LONDON — Lovers of snail porridge, mustard ice cream and jelly of quail, rejoice.
Britain’s most famous restaurant reopened today, more than two weeks after it shut due to a mysterious outbreak of sickness that left 400 people reporting bouts of vomiting and diarrhea.
That kind of bad publicity could kill an ordinary restaurant. But the Fat Duck and its chef Heston Blumenthal — a science-loving gastronaut who has brought concoctions like bacon-and-egg ice cream to popular attention — are anything but ordinary.
“Heston Blumenthal is the only U.K. chef who is, on a worldwide level, of any interest as a chef,” said Richard Harden, co-editor of Harden’s restaurant guides.
“My hunch is the ‘no such thing as bad publicity’ aspect of this will outweigh any negative.”
Blumenthal shut the Fat Duck voluntarily on Feb. 24 and called in health inspectors after 40 diners reported getting a stomach bug after eating there. Some 400 people eventually complained of falling ill in cases stretching back to late January.
The Health Protection Agency said it had examined the restaurant’s kitchen, food, staff and sick patrons but still hadn’t identified a single source for the outbreak. It said its investigation was likely to take several more weeks.
But it said preliminary findings suggested it was safe to reopen the restaurant, which has agreed to comply with health inspectors’ recommendations. The agency did not reveal what the recommendations were because of the ongoing investigation.
The Fat Duck said it was open, and fully booked, for today lunch. Blumenthal said he was delighted.
“Whilst they are still awaiting outstanding test results we cannot comment further, but obviously we are overjoyed to be able to get back to business as normal,” he said.
Hugh Pennington, emeritus professor of bacteriology at the University of Aberdeen, said the diners’ symptoms could have a wide range of causes — food-borne or airborne, bacteria such as salmonella or a virus like the “winter vomiting” bug.

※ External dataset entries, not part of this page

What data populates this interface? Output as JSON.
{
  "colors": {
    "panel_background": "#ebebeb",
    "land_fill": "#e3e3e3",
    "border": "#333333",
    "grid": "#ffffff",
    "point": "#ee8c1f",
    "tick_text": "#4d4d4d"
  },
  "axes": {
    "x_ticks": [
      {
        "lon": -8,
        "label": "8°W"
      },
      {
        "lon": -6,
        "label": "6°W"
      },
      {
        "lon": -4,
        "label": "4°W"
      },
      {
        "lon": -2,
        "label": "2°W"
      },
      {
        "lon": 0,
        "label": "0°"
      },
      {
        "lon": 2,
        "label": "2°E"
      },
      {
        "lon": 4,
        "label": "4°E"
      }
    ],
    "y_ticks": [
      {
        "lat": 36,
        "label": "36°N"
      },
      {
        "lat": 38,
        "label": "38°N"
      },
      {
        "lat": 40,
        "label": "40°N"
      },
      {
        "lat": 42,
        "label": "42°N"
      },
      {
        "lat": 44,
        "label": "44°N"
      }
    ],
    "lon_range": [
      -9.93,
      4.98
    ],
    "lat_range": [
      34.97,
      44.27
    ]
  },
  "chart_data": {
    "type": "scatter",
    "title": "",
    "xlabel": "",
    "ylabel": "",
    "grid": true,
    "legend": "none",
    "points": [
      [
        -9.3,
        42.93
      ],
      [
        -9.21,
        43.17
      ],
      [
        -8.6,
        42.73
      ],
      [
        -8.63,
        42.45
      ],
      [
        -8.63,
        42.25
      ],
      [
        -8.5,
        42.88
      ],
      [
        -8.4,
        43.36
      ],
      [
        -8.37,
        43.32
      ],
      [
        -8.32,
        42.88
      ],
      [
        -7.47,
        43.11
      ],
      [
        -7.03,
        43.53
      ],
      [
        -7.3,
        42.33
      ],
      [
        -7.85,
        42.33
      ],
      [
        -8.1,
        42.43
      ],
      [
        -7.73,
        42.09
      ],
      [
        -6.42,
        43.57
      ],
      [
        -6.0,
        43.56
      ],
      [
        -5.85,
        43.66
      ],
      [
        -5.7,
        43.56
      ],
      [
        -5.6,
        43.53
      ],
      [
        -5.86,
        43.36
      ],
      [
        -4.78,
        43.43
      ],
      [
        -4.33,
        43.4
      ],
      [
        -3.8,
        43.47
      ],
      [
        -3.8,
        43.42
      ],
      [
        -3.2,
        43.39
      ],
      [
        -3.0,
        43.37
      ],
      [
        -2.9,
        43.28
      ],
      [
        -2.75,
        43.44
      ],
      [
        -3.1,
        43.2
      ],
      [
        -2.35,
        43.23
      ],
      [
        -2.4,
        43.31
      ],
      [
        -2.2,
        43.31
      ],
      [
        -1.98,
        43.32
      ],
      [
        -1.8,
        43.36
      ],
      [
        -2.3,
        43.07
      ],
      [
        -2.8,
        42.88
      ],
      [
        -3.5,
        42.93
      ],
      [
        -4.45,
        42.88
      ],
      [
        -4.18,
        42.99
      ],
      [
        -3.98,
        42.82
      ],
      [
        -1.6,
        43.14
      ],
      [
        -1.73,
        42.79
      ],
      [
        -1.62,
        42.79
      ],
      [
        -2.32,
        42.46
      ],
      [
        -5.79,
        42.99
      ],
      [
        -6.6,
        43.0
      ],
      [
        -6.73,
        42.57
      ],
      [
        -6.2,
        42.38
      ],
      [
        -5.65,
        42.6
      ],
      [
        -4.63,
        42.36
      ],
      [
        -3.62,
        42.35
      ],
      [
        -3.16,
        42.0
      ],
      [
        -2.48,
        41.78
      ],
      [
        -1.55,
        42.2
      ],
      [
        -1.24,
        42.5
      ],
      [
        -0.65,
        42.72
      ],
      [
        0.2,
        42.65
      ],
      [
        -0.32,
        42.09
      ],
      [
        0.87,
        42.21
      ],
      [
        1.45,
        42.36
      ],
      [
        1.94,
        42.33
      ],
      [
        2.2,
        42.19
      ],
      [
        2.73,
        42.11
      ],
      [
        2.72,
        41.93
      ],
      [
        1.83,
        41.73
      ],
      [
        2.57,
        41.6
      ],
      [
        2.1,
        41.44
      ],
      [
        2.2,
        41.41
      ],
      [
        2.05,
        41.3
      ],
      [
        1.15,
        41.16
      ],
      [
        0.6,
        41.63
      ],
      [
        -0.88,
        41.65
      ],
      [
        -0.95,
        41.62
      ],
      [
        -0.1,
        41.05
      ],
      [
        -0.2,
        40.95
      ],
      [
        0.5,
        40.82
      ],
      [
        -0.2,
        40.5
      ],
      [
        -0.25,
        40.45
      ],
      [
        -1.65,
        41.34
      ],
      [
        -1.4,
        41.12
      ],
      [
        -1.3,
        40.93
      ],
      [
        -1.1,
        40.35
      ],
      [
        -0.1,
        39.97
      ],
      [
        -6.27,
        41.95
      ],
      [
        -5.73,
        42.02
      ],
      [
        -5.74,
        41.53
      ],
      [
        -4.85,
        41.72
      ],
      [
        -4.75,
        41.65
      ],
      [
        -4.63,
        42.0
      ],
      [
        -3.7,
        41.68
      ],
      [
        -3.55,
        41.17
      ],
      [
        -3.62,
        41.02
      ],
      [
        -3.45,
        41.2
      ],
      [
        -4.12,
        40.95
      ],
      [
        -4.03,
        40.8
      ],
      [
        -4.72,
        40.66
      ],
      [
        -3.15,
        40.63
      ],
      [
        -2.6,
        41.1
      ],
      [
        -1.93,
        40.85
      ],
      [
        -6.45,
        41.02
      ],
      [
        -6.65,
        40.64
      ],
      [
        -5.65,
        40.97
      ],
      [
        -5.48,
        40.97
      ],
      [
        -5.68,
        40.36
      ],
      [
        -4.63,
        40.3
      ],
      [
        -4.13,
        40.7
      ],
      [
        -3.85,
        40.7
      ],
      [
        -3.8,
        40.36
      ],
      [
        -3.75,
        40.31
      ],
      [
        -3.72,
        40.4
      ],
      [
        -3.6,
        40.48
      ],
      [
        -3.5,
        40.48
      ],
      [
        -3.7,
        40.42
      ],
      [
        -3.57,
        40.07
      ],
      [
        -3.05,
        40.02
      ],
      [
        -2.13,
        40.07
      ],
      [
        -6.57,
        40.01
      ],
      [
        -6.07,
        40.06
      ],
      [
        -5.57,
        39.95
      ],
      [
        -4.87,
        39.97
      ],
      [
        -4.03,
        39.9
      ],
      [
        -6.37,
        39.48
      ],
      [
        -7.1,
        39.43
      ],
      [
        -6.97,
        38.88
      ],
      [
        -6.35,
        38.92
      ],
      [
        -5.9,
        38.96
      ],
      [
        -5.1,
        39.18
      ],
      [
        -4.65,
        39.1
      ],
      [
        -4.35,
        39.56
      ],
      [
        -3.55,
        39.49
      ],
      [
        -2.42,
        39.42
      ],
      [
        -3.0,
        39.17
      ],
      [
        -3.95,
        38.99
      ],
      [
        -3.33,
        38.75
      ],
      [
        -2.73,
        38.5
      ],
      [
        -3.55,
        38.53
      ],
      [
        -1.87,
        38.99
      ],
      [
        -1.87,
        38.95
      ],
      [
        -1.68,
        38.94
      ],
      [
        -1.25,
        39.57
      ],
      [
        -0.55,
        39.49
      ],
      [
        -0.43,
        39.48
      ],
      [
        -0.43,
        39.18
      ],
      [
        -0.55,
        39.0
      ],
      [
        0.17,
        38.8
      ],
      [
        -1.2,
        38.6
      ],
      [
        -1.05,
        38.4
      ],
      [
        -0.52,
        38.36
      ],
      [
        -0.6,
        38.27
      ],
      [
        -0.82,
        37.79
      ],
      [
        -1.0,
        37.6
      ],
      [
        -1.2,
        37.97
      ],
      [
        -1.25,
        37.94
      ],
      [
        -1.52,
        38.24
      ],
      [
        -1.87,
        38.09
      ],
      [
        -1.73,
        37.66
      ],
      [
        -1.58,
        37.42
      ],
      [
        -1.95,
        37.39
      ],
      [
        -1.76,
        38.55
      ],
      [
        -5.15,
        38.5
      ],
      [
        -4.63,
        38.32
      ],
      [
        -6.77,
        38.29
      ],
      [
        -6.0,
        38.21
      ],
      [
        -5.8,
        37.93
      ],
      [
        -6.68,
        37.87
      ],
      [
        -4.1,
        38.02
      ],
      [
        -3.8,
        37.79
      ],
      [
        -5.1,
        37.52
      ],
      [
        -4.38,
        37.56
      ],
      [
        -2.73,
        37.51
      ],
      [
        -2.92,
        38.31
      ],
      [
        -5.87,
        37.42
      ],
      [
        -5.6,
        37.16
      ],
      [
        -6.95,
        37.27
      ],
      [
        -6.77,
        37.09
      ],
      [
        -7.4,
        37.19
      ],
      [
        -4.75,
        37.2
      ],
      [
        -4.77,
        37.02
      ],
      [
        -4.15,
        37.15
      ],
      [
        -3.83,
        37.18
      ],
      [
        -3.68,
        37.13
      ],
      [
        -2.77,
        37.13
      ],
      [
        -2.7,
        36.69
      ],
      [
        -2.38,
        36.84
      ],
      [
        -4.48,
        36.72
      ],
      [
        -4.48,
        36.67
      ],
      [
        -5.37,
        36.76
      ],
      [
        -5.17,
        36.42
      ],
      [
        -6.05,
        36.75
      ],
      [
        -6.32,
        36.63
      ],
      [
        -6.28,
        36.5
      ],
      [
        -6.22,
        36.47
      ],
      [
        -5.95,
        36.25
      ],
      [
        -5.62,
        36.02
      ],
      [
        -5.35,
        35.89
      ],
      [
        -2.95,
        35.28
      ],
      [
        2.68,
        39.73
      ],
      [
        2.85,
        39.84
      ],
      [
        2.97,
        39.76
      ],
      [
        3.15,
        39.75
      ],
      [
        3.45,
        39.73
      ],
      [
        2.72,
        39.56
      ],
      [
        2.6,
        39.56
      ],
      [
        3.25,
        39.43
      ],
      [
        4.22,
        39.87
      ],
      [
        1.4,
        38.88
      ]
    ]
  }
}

He said that unless investigators had been able to take samples from sick diners while they were still ill, the cause of the outbreak might remain a mystery.
“Without having the bug from some of the people who ate there, one is left casting about” for an explanation, said Pennington, author of the book “When Food Kills.” “Which is unfortunate for Heston Blumenthal because it leaves an element of uncertainty hanging over it, even if the place is perfectly run, which I suspect it is.”
One of only three British restaurants awarded the Michelin food guide’s top three-star rating, the Fat Duck has collected superlatives since it opened in 1995 in the genteel riverside village of Bray, 30 miles west of London. In 2005, the modest 40-seat establishment inside a 17th-century cottage was named the best place in the world to eat by Restaurant magazine.
Self-taught chef Blumenthal, 42, has been called a “culinary alchemist,” and is a leading proponent, along with Spain’s Ferran Adria, of a brand of cooking known as molecular gastronomy. Some of Blumenthal’s recipes sound more like chemistry experiments. The Fat Duck’s $180 tasting menu includes “nitro-green tea and lime mousse,” “salmon poached in licorice gel” and “roast foie gras benzaldehyde.”
He is one of Britain’s best-known chefs, with a genial mad-scientist image cultivated in books like the massive “Big Fat Duck Cookbook” — which weighs in at almost 13 pounds — and a series of television programs.
“Heston’s Feasts,” currently running on Britain’s Channel 4, shows Blumenthal exploring food from different eras. Wednesday’s program had him recreating a medieval feast, complete with lampreys, blackbird pie and edible cutlery.
For now, there are few signs the outbreak has hurt the chef’s high-flying career.
Pennington pointed out that any restaurant meal is a calculated risk, and said he’d gladly eat at the Fat Duck.
“The place has been gone through with a fine-toothed comb,” he said. “I would be very happy to eat there.”